Professor John McCarthy died on 24th October 2011 at the age of 84. He was an early pioneer of computer technology, computer time-sharing, and inventor of LISP, one of the very first computer programming languages. LISP was, radically, based on symbolic computing. He was an early pioneer of Artificial Intelligence, and indeed originator of the term “AI” which was adopted following the title he gave to a conference at Dartmouth College in Vermont which John convened in the summer of 1956. John received the Turing Award, and many other accolades and honours, including the United States National Medal of Science.
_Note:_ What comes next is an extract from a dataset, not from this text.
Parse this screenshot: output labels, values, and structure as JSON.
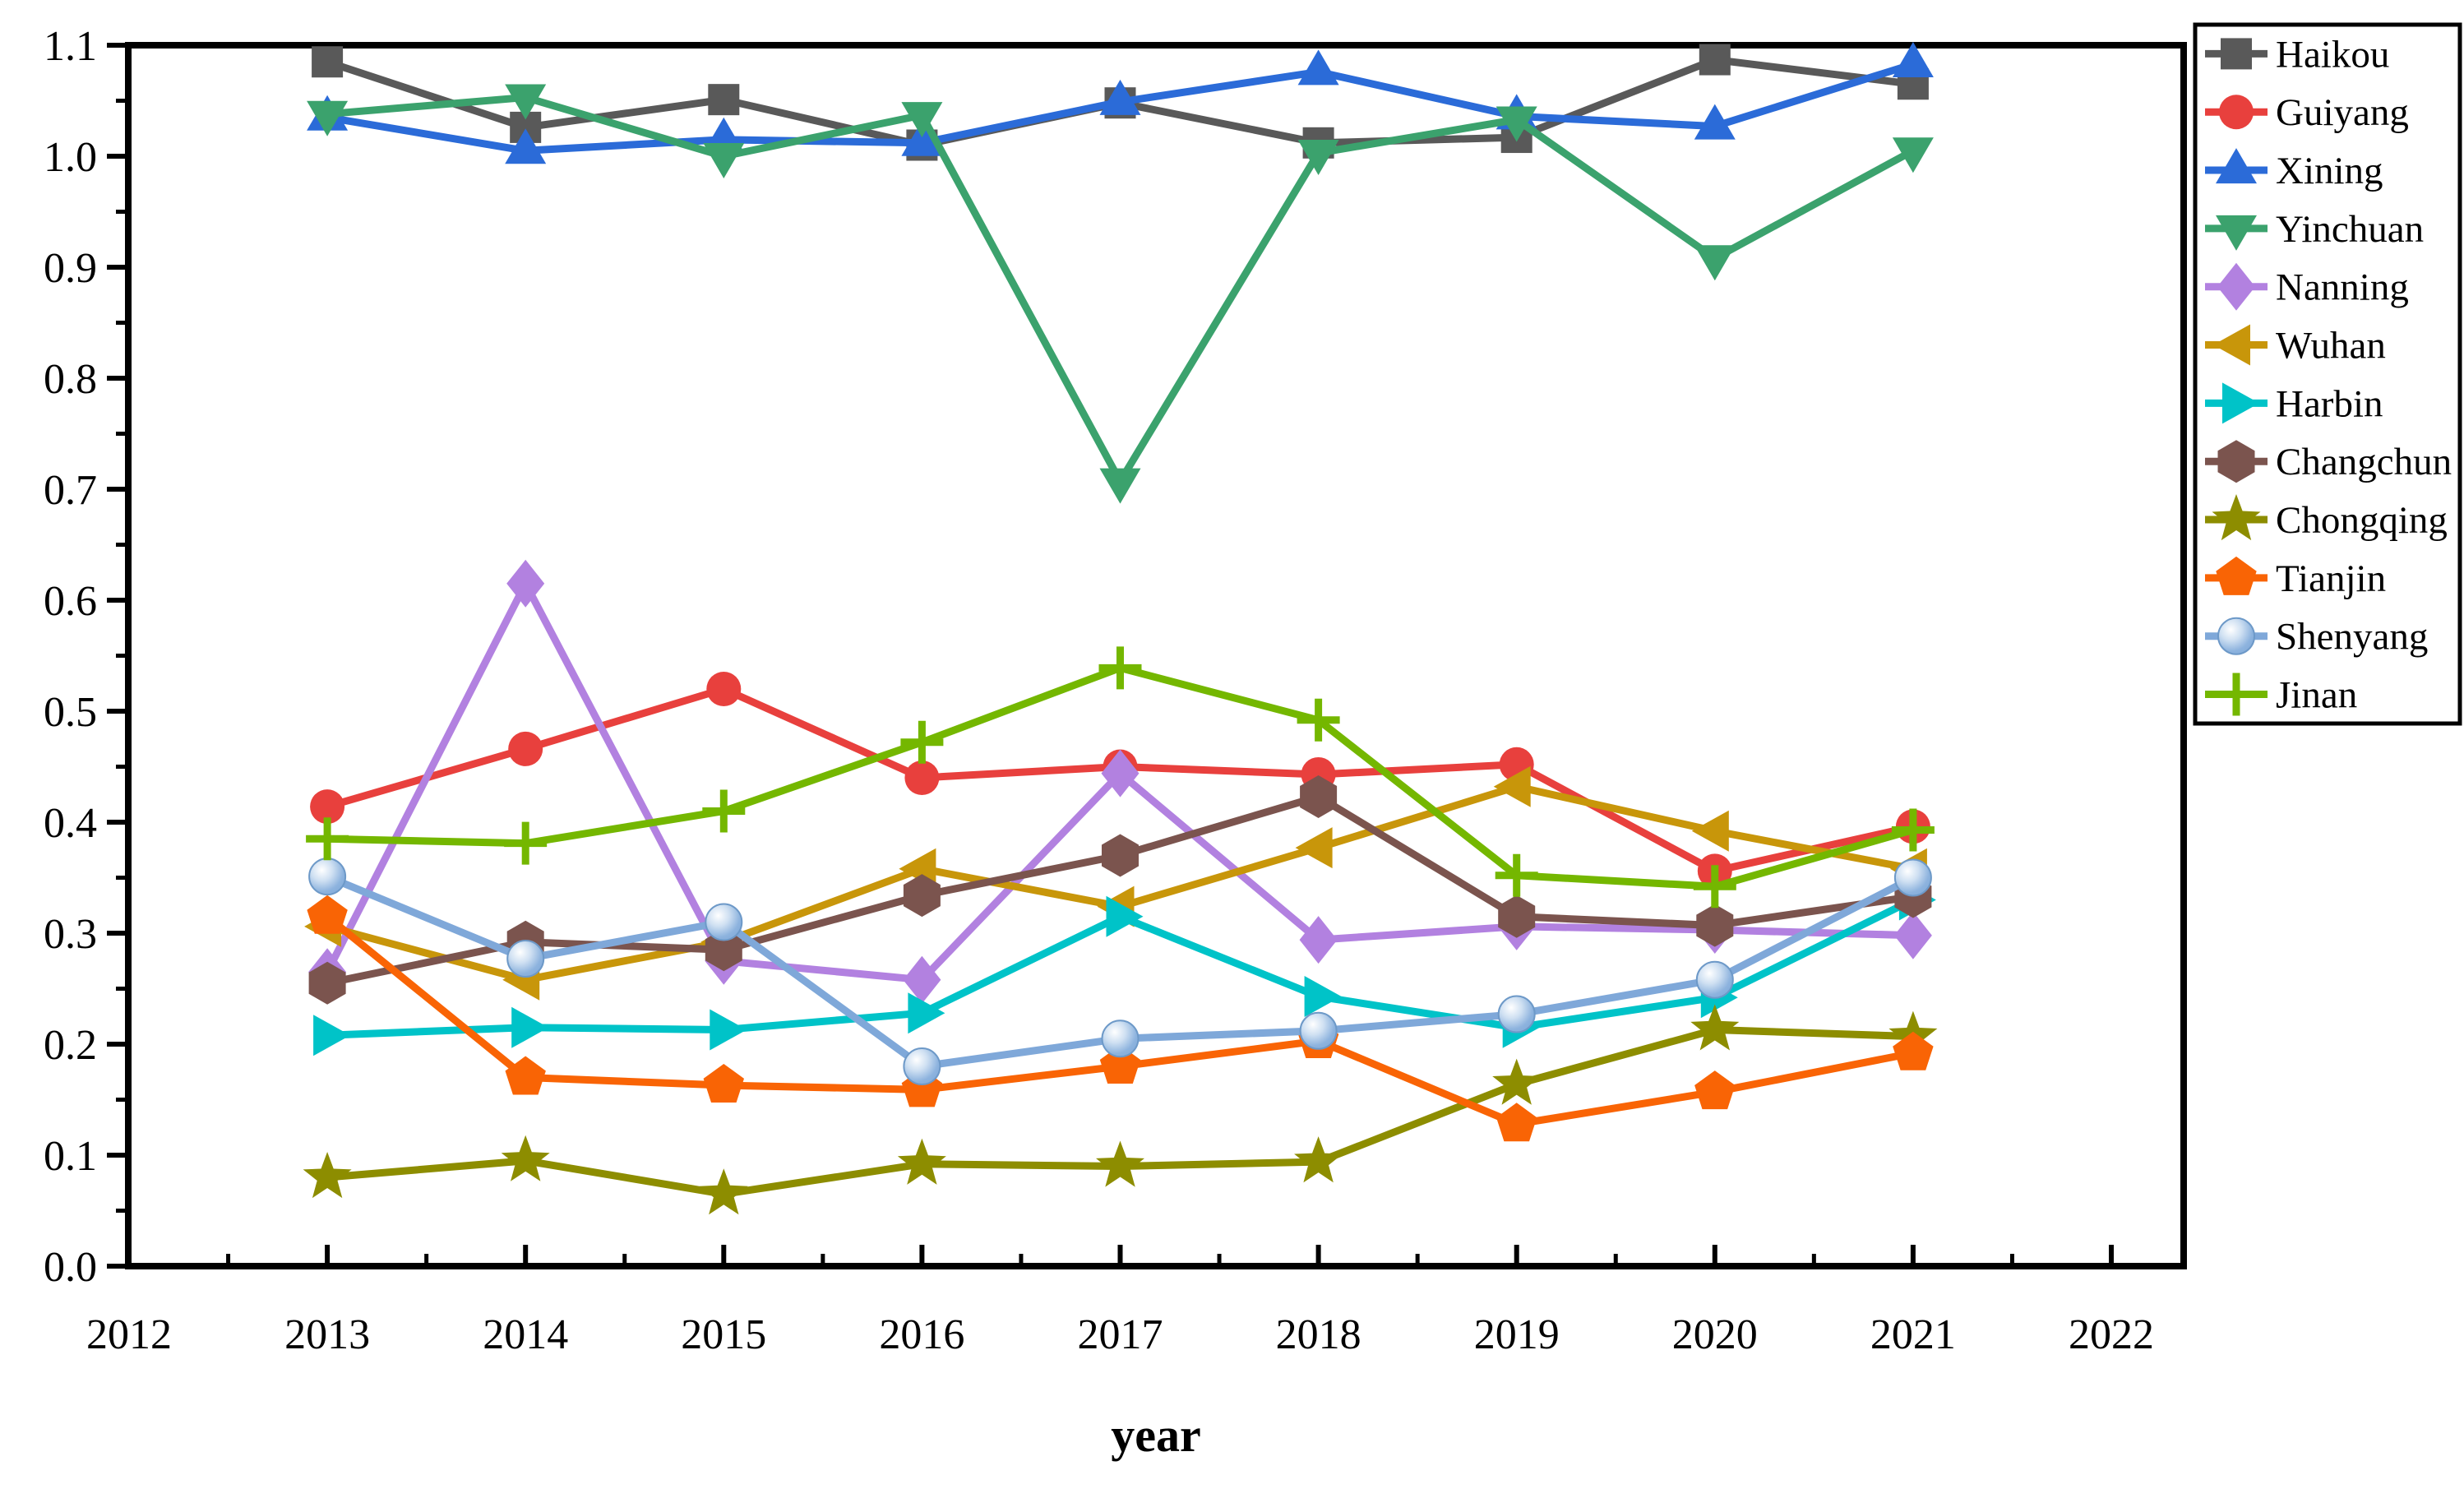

John McCarthy was known to many of us in the Artificial Intelligence community as the “Father of AI”, and I came to know him as very much a baby in the subject. In my student days in the early 1970s he appeared on the BBC TV program “Controversy” in debate with Sir James Lighthill on the value of research on general purpose robots alongside my PhD supervisor, Donald Michie, himself an AI pioneer and war time code breaker who had worked with Alan Turing at Bletchley Park. He wrote and communicated widely on his interests in robot decision making.
Typical of John’s desire to communicate about his field was a short sci-fi story he wrote in 2001, “The Robot and the Baby” which has many interesting themes, and to me epitomises his breadth of interests, politics and fascinating opinions. A capable companion robot – “Robot Model number GenRob337L3, serial number 337942781–R781 for short” – was one of many deployed to assist people and deliberately made unappealing and emasculated by the constraints society had placed on robot use.
The story begins:
“Mistress, your baby is doing poorly. He needs your attention.”
“Stop bothering me, you …” … “Love the … baby, yourself.”
John amusingly includes a long line of reasoning by R781 in the bracketed notation of LISP on probabilities of the baby being harmed if it disobeys its key constraints:
(= (Command 337) (Love Travis))
(True (Not (Executable (Command 337))) (Reason (Impossible-for robot (Action Love))))
(Will-cause (Not (Believes Travis) (Loved Travis)) (Die Travis))
(= (Value (Die Travis)) -0.883)
(Will-cause (Believes Travis (Loves R781 Travis) (Not (Die Travis))))
…
With this reasoning R781 decided that the value of simulating loving Travis and thereby saving its life was greater by 0.002 than the value of obeying the directive to not simulate a person. There follows a progressively escalating series of events where the whole world is watching the handling of the situation by the authorities, and commenting in real time on the event on social media – anticipating Twitter by some years.
Read the story (at http://www-formal.stanford.edu/jmc/robotandbaby.html) if you want to explore an informed opinion on the ethics, issues and dilemmas involved in human and robot interaction, which one day we may face. The story has many thought provoking elements. I personally feel for the emasculated robot that is left in the Smithsonian.